A federal judge in Minneapolis on Monday threw out the indictments of five American Indians arrested in a major fish poaching case on Indian reservations in northern Minnesota, saying the men were protected under an 1837 treaty.
The decision by Judge John Tunheim of Minneapolis appears to be directly opposite to rulings by U.S. District Judge Richard Kyle of St. Paul on Oct. 31, creating a legal tangle that will likely keep attorneys and the 8th Circuit Court of Appeals busy well into 2014.
The contradictory decisions were described by several court observers as very unusual.
Former federal prosecutor Paul Murphy, who headed the criminal division of the U.S. attorney's office from 1995 to 2005, said he could not recall two federal justices issuing opposing decisions in the same district and growing out of the same undercover investigation.

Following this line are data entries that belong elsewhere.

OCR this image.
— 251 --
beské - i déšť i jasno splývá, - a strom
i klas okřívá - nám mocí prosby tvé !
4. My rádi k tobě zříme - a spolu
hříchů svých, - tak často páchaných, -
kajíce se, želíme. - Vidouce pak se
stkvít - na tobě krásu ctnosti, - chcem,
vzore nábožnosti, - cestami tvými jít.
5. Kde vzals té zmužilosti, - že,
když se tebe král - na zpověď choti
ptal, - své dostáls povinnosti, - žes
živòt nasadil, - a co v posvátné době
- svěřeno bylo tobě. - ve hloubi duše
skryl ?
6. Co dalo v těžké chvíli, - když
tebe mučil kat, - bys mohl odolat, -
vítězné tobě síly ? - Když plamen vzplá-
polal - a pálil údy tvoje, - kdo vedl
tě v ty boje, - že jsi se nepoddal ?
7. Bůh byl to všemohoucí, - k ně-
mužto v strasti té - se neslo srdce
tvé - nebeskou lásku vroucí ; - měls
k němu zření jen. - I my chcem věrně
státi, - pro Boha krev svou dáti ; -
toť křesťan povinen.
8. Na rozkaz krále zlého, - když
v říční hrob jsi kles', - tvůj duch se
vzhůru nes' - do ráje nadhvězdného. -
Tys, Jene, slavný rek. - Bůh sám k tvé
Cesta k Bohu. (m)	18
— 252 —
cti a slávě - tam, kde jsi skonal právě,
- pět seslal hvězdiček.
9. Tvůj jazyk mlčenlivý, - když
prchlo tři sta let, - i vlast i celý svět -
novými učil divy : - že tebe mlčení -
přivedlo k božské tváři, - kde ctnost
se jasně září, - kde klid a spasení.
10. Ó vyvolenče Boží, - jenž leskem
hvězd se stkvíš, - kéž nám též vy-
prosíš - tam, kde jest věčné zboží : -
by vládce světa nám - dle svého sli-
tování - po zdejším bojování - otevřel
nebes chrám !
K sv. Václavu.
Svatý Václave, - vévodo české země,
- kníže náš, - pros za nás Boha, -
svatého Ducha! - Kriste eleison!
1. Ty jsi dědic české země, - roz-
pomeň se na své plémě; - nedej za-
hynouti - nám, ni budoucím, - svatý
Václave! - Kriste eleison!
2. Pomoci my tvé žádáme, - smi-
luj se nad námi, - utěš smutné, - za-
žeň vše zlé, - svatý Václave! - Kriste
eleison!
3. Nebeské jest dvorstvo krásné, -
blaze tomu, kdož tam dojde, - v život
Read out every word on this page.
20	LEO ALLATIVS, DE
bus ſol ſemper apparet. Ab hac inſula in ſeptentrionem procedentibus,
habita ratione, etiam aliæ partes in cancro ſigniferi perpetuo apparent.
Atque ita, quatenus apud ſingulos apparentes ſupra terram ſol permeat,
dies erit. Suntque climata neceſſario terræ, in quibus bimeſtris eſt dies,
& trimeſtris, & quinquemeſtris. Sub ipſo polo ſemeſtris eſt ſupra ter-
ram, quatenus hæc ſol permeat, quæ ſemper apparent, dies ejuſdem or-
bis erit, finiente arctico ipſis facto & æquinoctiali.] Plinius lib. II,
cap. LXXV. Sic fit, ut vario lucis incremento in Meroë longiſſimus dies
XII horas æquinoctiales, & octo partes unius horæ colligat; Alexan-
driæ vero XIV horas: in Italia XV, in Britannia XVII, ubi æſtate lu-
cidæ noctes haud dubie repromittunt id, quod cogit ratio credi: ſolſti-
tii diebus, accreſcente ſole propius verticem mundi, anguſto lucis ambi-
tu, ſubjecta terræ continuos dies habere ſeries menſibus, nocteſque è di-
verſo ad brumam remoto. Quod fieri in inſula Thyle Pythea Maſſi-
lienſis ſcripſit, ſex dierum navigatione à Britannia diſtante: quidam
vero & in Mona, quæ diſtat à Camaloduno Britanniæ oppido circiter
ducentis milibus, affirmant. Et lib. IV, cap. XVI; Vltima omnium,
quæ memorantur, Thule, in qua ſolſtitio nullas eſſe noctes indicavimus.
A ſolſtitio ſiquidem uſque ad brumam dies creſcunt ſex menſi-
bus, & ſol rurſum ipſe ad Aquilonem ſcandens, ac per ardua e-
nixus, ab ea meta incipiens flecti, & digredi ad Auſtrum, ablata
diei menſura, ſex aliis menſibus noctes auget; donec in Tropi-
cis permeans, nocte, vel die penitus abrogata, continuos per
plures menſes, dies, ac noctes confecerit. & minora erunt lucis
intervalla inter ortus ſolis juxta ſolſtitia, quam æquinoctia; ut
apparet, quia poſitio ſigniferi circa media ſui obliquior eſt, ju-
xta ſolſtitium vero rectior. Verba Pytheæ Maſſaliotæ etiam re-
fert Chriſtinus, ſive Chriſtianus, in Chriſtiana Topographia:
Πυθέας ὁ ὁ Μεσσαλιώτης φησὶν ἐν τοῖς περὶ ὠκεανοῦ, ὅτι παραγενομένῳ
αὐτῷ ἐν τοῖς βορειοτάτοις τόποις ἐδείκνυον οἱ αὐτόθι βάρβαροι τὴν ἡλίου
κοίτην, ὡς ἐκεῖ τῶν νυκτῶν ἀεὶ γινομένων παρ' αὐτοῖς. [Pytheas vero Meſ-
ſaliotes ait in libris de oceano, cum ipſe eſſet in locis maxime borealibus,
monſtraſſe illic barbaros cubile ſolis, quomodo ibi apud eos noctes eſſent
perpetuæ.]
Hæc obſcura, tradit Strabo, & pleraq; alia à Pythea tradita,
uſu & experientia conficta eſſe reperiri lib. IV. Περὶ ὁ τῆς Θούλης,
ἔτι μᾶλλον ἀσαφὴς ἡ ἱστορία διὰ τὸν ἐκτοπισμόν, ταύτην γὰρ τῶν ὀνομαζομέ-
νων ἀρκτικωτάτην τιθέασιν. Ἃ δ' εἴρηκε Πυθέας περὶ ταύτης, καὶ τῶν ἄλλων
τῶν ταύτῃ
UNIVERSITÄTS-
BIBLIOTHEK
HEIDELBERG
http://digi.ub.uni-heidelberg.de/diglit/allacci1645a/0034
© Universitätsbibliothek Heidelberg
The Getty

"Normally, in related cases, the court assigns all of them to one judge …," Murphy said.
In a strongly worded memorandum filed Monday, attorneys for two Red Lake Indians whose indictments were not dismissed by Kyle — Thomas Sumner, 55, and Brian Holthusen, 48 — appealed to Kyle to reconsider his position in light of Tunheim's "careful analysis."
Lawyers Robert Richman and Shannon Elkins wrote: "There is now not only a split of authority in this district, there is a split of authority in what is, for all practical purposes, a single prosecution.
"We now have the unseemly situation of 5 Indian defendants having had their cases dismissed for violation of treaty rights and two other defendants who enjoy the protection of the exact same treaties awaiting trial for the exact same conduct. This situation cannot help but discredit the court in the eyes of the public."